Susan Dziubinski: Hi, I'm Susan Dziubinski for Morningstar.com. Dividend growth funds focus on companies that have a history of increasing their dividends. Companies that regularly boost their dividends often have sustainable competitive advantages. A collection of such high-quality companies can make an excellent core holding. As such, even investors who aren't yield seekers may find plenty to like among dividend growth funds. We asked our analysts to share some of their favorites.

Katie Reichart: T. Rowe Price Dividend Growth receives a Morningstar Analyst Rating of Silver. Tom Huber has run the fund since 2000. He emphasizes free cash flow and capital allocation by management teams to ensure that his holdings will continue to pay dividend and grow them. The fund's diversified portfolio and focus on financially stable companies has given it a tame risk profile. During Huber's tenure it's lost just 79%, as much as the S&P 500 Index in market downturns. Growth-led markets aren't its strong suit; it lagged in 2017, for instance. However, long-term risk-adjusted results are solid, and the fund also has below-average expenses.

Adam McCullough: Vanguard Dividend Appreciation Fund is an excellent choice for investors looking for a broadly diversified portfolio of stocks with the potential to raise their dividend payments in the future. This fund earns a Morningstar Analyst Rating of Gold. This fund starts with all the stocks in the U.S. market that pay dividends and screens out for only those that have raised their dividends consistently for the past 10 years. This is a high hurdle. This fund excludes stocks like Apple that have only started paying their dividend in the past 10 years.
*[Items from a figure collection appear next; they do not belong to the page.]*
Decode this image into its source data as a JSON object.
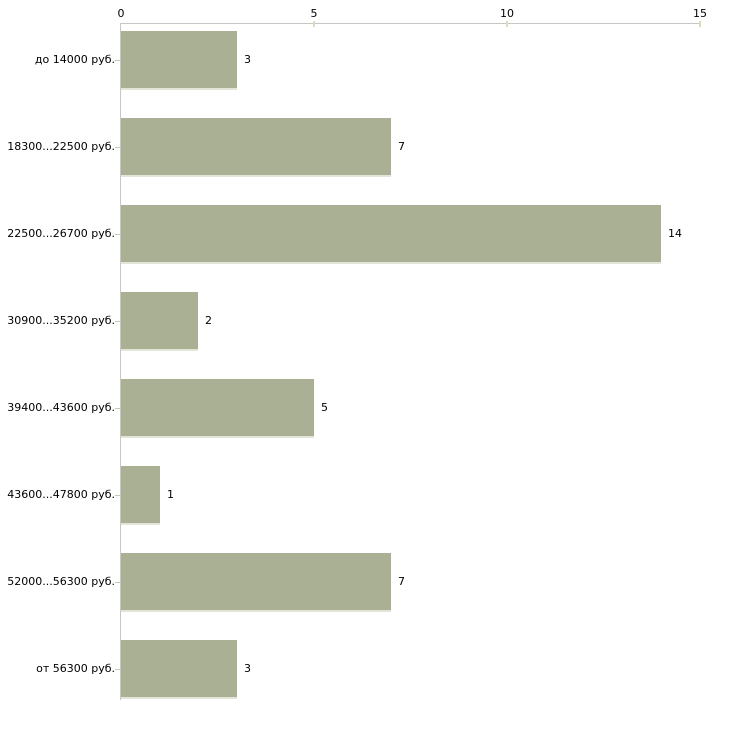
{
  "chart_data": {
    "type": "bar",
    "orientation": "horizontal",
    "title": "",
    "xlabel": "",
    "ylabel": "",
    "categories": [
      "до 14000 руб.",
      "18300...22500 руб.",
      "22500...26700 руб.",
      "30900...35200 руб.",
      "39400...43600 руб.",
      "43600...47800 руб.",
      "52000...56300 руб.",
      "от 56300 руб."
    ],
    "values": [
      3,
      7,
      14,
      2,
      5,
      1,
      7,
      3
    ],
    "xlim": [
      0,
      15
    ],
    "x_ticks": [
      0,
      5,
      10,
      15
    ],
    "axis_position": "top",
    "grid": false,
    "legend": null,
    "colors": {
      "background": "#ffffff",
      "bar_fill": "#aab093",
      "bar_edge_bottom": "#e2e5d7",
      "axis_line": "#c7c7c7",
      "tick_mark": "#dadcbd",
      "category_tick": "#c6c9b4",
      "text": "#000000"
    }
  }
}
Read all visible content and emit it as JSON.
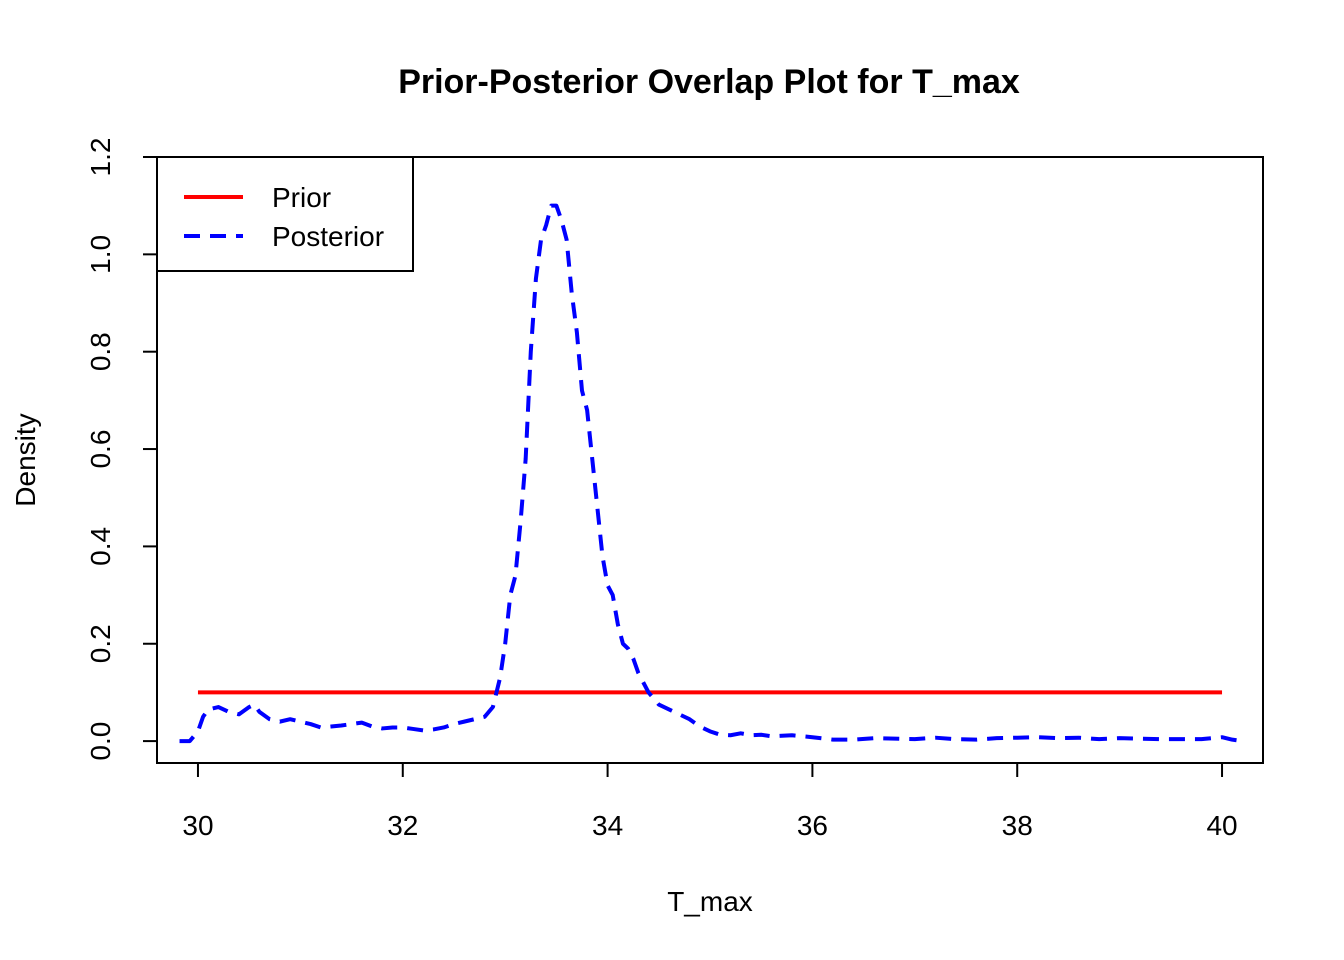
{
  "chart_data": {
    "type": "line",
    "title": "Prior-Posterior Overlap Plot for T_max",
    "xlabel": "T_max",
    "ylabel": "Density",
    "xlim": [
      29.6,
      40.4
    ],
    "ylim": [
      -0.045,
      1.2
    ],
    "xticks": [
      "30",
      "32",
      "34",
      "36",
      "38",
      "40"
    ],
    "yticks": [
      "0.0",
      "0.2",
      "0.4",
      "0.6",
      "0.8",
      "1.0",
      "1.2"
    ],
    "legend": {
      "position": "top-left",
      "entries": [
        "Prior",
        "Posterior"
      ]
    },
    "colors": {
      "prior": "#ff0000",
      "posterior": "#0000ff"
    },
    "series": [
      {
        "name": "Prior",
        "style": "solid",
        "x": [
          30,
          40
        ],
        "y": [
          0.1,
          0.1
        ]
      },
      {
        "name": "Posterior",
        "style": "dashed",
        "x": [
          29.82,
          29.92,
          30.0,
          30.05,
          30.1,
          30.2,
          30.3,
          30.4,
          30.5,
          30.55,
          30.6,
          30.7,
          30.8,
          30.9,
          31.0,
          31.1,
          31.2,
          31.3,
          31.4,
          31.5,
          31.6,
          31.7,
          31.8,
          31.9,
          32.0,
          32.1,
          32.2,
          32.3,
          32.4,
          32.5,
          32.6,
          32.7,
          32.8,
          32.88,
          32.95,
          33.0,
          33.05,
          33.1,
          33.15,
          33.2,
          33.25,
          33.3,
          33.35,
          33.4,
          33.45,
          33.5,
          33.55,
          33.6,
          33.65,
          33.7,
          33.75,
          33.8,
          33.85,
          33.9,
          33.95,
          34.0,
          34.05,
          34.1,
          34.15,
          34.2,
          34.25,
          34.3,
          34.35,
          34.4,
          34.5,
          34.6,
          34.7,
          34.8,
          34.9,
          35.0,
          35.1,
          35.2,
          35.3,
          35.4,
          35.5,
          35.6,
          35.8,
          36.0,
          36.2,
          36.4,
          36.6,
          36.8,
          37.0,
          37.2,
          37.4,
          37.6,
          37.8,
          38.0,
          38.2,
          38.4,
          38.6,
          38.8,
          39.0,
          39.2,
          39.4,
          39.6,
          39.8,
          40.0,
          40.1,
          40.2
        ],
        "y": [
          0.0,
          0.0,
          0.02,
          0.05,
          0.065,
          0.07,
          0.06,
          0.055,
          0.07,
          0.075,
          0.06,
          0.045,
          0.04,
          0.045,
          0.04,
          0.035,
          0.028,
          0.03,
          0.032,
          0.035,
          0.038,
          0.03,
          0.026,
          0.028,
          0.028,
          0.025,
          0.022,
          0.024,
          0.028,
          0.035,
          0.04,
          0.045,
          0.05,
          0.07,
          0.13,
          0.2,
          0.3,
          0.34,
          0.45,
          0.58,
          0.8,
          0.95,
          1.03,
          1.06,
          1.1,
          1.1,
          1.07,
          1.03,
          0.92,
          0.84,
          0.72,
          0.68,
          0.58,
          0.48,
          0.38,
          0.32,
          0.3,
          0.24,
          0.2,
          0.19,
          0.17,
          0.14,
          0.12,
          0.1,
          0.075,
          0.065,
          0.055,
          0.045,
          0.03,
          0.02,
          0.013,
          0.012,
          0.016,
          0.012,
          0.013,
          0.01,
          0.012,
          0.008,
          0.003,
          0.003,
          0.006,
          0.005,
          0.004,
          0.007,
          0.004,
          0.003,
          0.006,
          0.007,
          0.008,
          0.006,
          0.007,
          0.004,
          0.006,
          0.005,
          0.004,
          0.004,
          0.004,
          0.008,
          0.003,
          0.0
        ]
      }
    ]
  }
}
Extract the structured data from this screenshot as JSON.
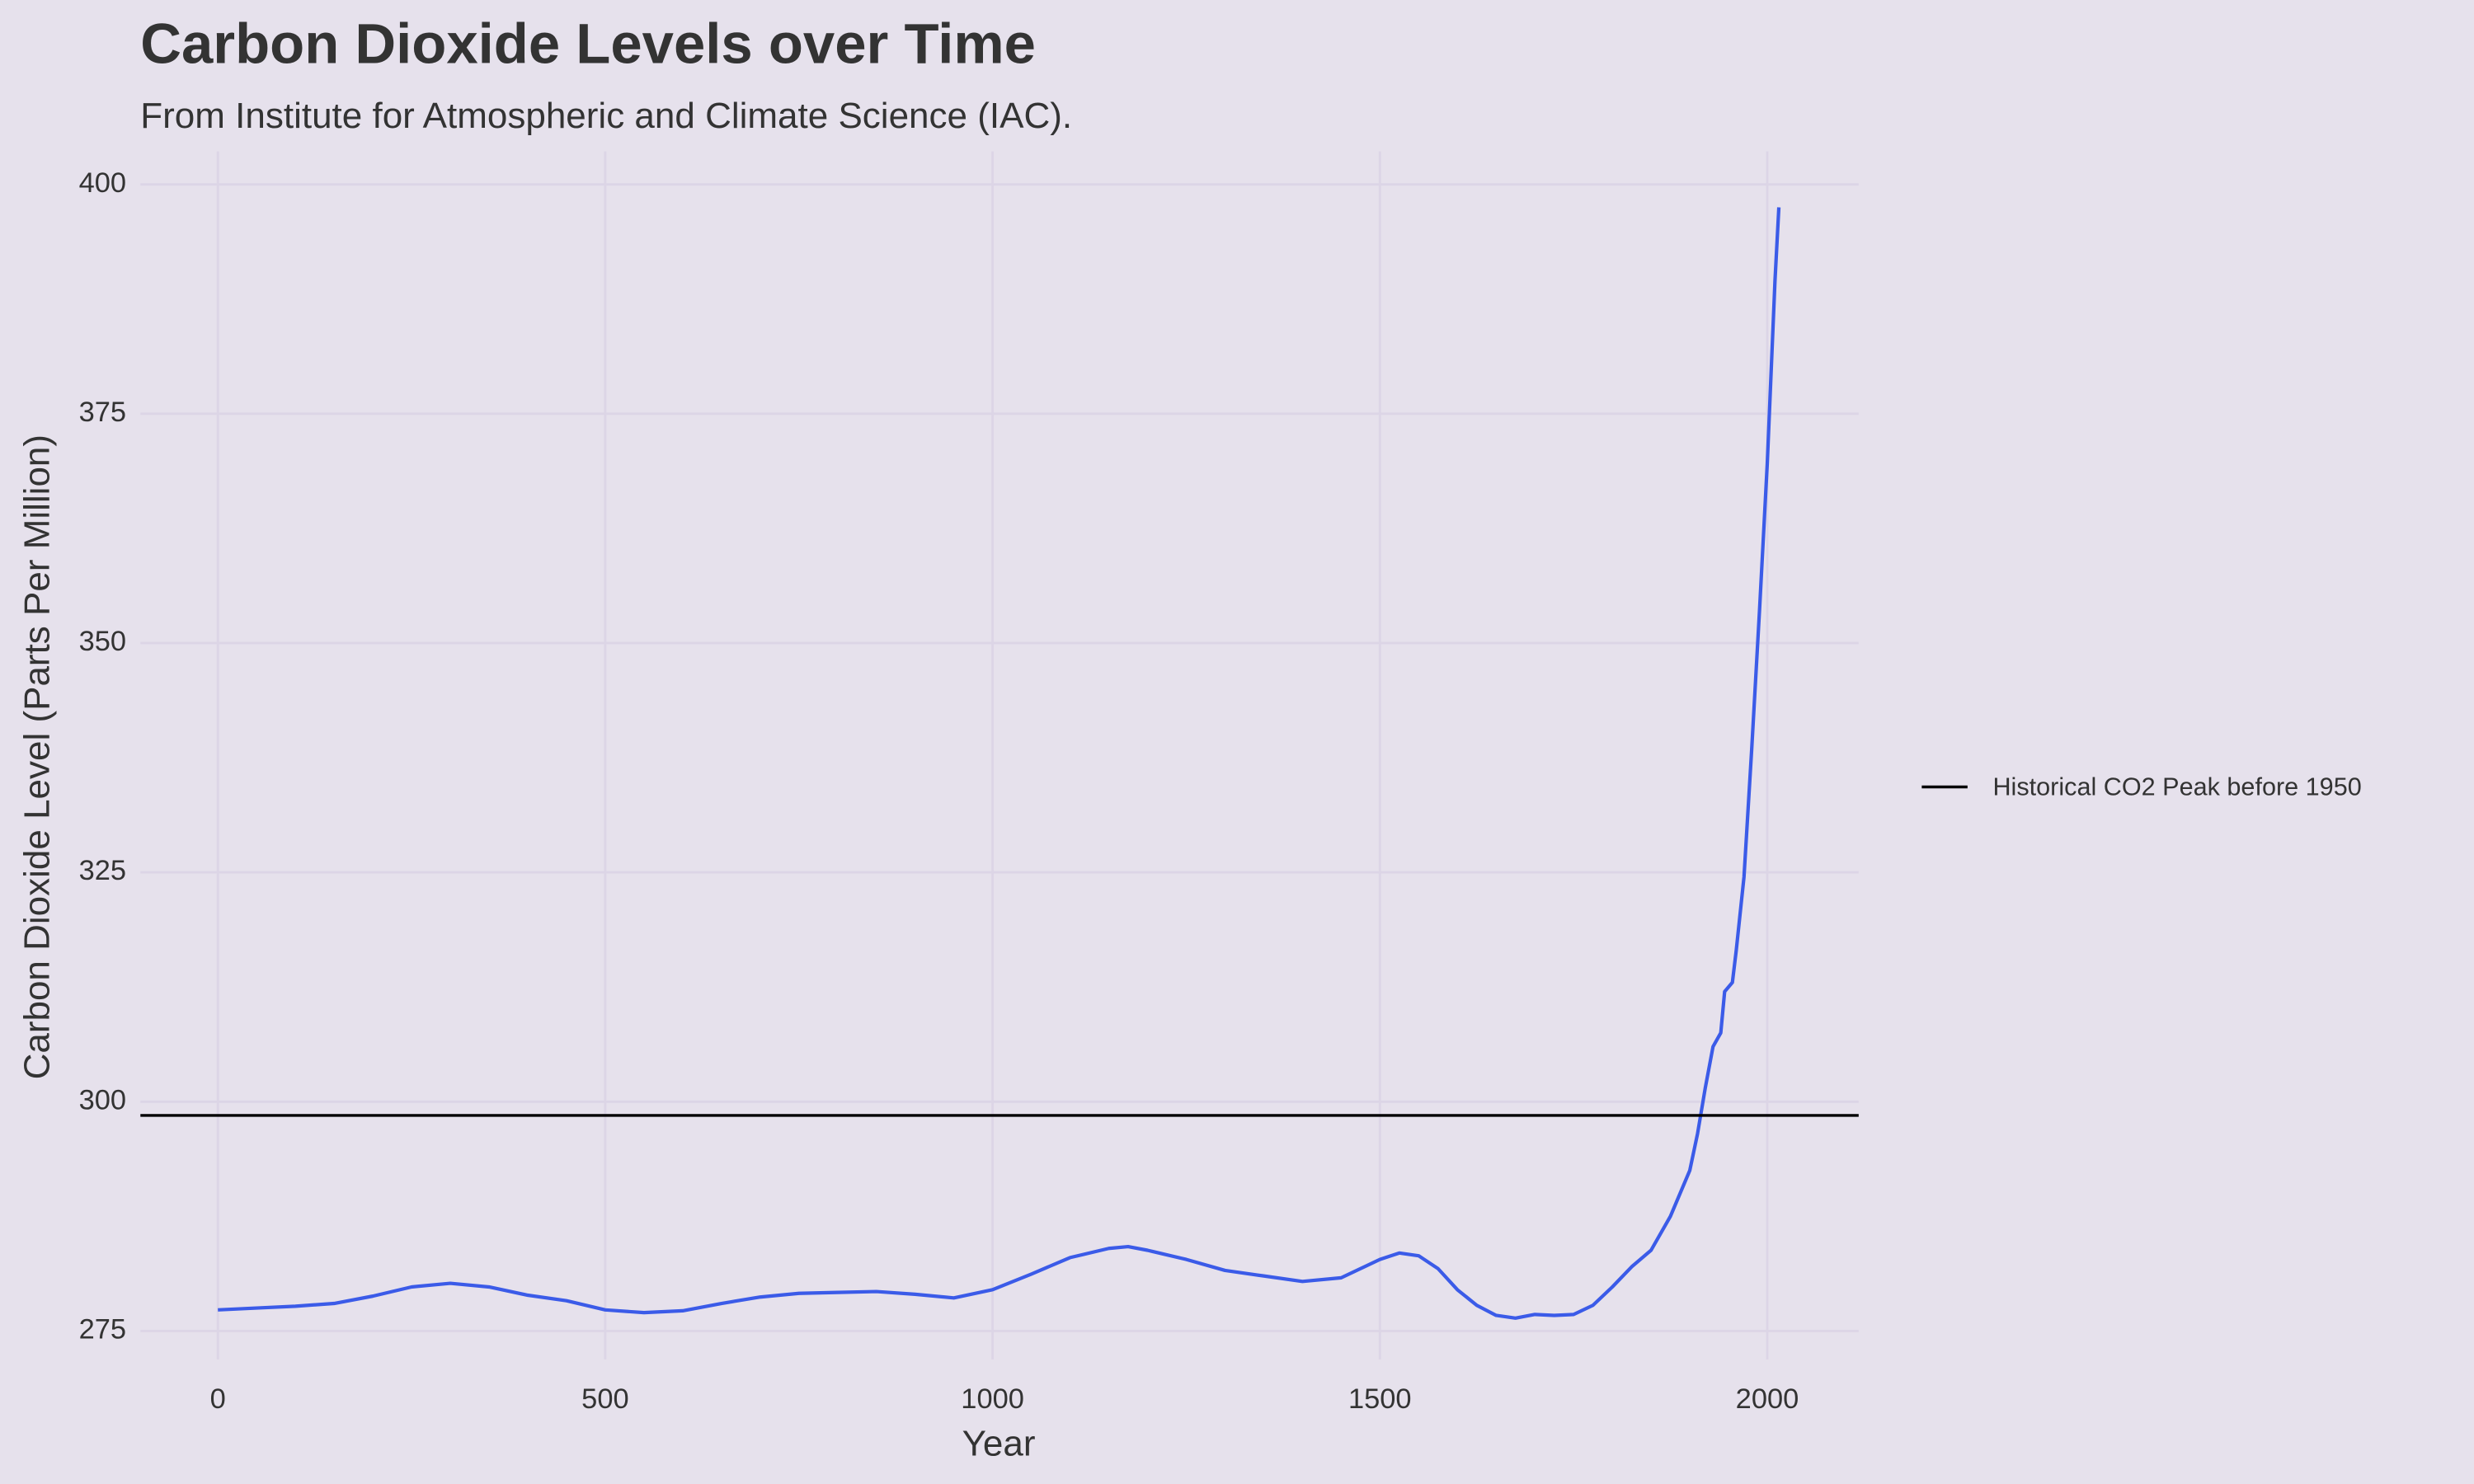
{
  "chart_data": {
    "type": "line",
    "title": "Carbon Dioxide Levels over Time",
    "subtitle": "From Institute for Atmospheric and Climate Science (IAC).",
    "x_label": "Year",
    "y_label": "Carbon Dioxide Level (Parts Per Million)",
    "x": [
      0,
      50,
      100,
      150,
      200,
      250,
      300,
      350,
      400,
      450,
      500,
      550,
      600,
      650,
      700,
      750,
      800,
      850,
      900,
      950,
      1000,
      1050,
      1100,
      1150,
      1175,
      1200,
      1250,
      1300,
      1350,
      1400,
      1450,
      1500,
      1525,
      1550,
      1575,
      1600,
      1625,
      1650,
      1675,
      1700,
      1725,
      1750,
      1775,
      1800,
      1825,
      1850,
      1875,
      1900,
      1910,
      1920,
      1930,
      1940,
      1945,
      1955,
      1960,
      1970,
      1980,
      1990,
      2000,
      2010,
      2015
    ],
    "series": [
      {
        "color": "#3b5be8",
        "values": [
          277.3,
          277.5,
          277.7,
          278.0,
          278.8,
          279.8,
          280.2,
          279.8,
          278.9,
          278.3,
          277.3,
          277.0,
          277.2,
          278.0,
          278.7,
          279.1,
          279.2,
          279.3,
          279.0,
          278.6,
          279.5,
          281.2,
          283.0,
          284.0,
          284.2,
          283.8,
          282.8,
          281.6,
          281.0,
          280.4,
          280.8,
          282.8,
          283.5,
          283.2,
          281.8,
          279.5,
          277.8,
          276.7,
          276.4,
          276.8,
          276.7,
          276.8,
          277.8,
          279.8,
          282.0,
          283.8,
          287.5,
          292.5,
          296.5,
          301.5,
          306.0,
          307.5,
          312.0,
          313.0,
          316.5,
          324.5,
          338.5,
          353.5,
          369.5,
          389.5,
          397.5
        ]
      }
    ],
    "hline": {
      "value": 298.5,
      "label": "Historical CO2 Peak before 1950",
      "color": "#000000"
    },
    "xlim": [
      -100,
      2118
    ],
    "ylim": [
      271.9,
      403.6
    ],
    "xticks": [
      0,
      500,
      1000,
      1500,
      2000
    ],
    "yticks": [
      275,
      300,
      325,
      350,
      375,
      400
    ],
    "grid": true,
    "legend_position": "right"
  }
}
Next, it applies proprietary quality screens to look for names that have the potential to raise their dividend payments in the future. Because the fund is more focused on dividend growth and dividend yield, its yield is about the same as the Russel 1000 Index. But this leads to a more defensive portfolio that holds up better during market downturns. For example, this fund drew down 8% less than the Russel 1000 Index during the financial crisis from October 2007 through March 2009. It's a great fund option for investors looking for a stable portfolio of dividend-paying stocks with the potential to raise their dividend payments in the future. It's also a very cheap fund. Vanguard only charges 8 basis points for the Admiral share class of the fund and charges the same price for the ETF share class of the fund as well.

Alec Lucas: Hartford Dividend and Growth is a good option for investors who want companies that pay dividends as well as have above-average growth prospects. Lead manager Edward Bousa roots the portfolio in stocks that pay above-average dividends; Bank of America, for example, fits that bill. He also pays attention to supply/demand dynamics and will invest in companies poised to benefit from supply/demand imbalances. Chevron is the company that he holds for that reason. He will also buy growth-oriented companies when they fall out of favor. He bought Alphabet, for example, a few years ago. The fund has a consistent record. Fees could be a bit lower than they are currently, but Bousa's skill and a strong management team are good enough to overcome the fund's fee hurdle, and it's a very reliable option.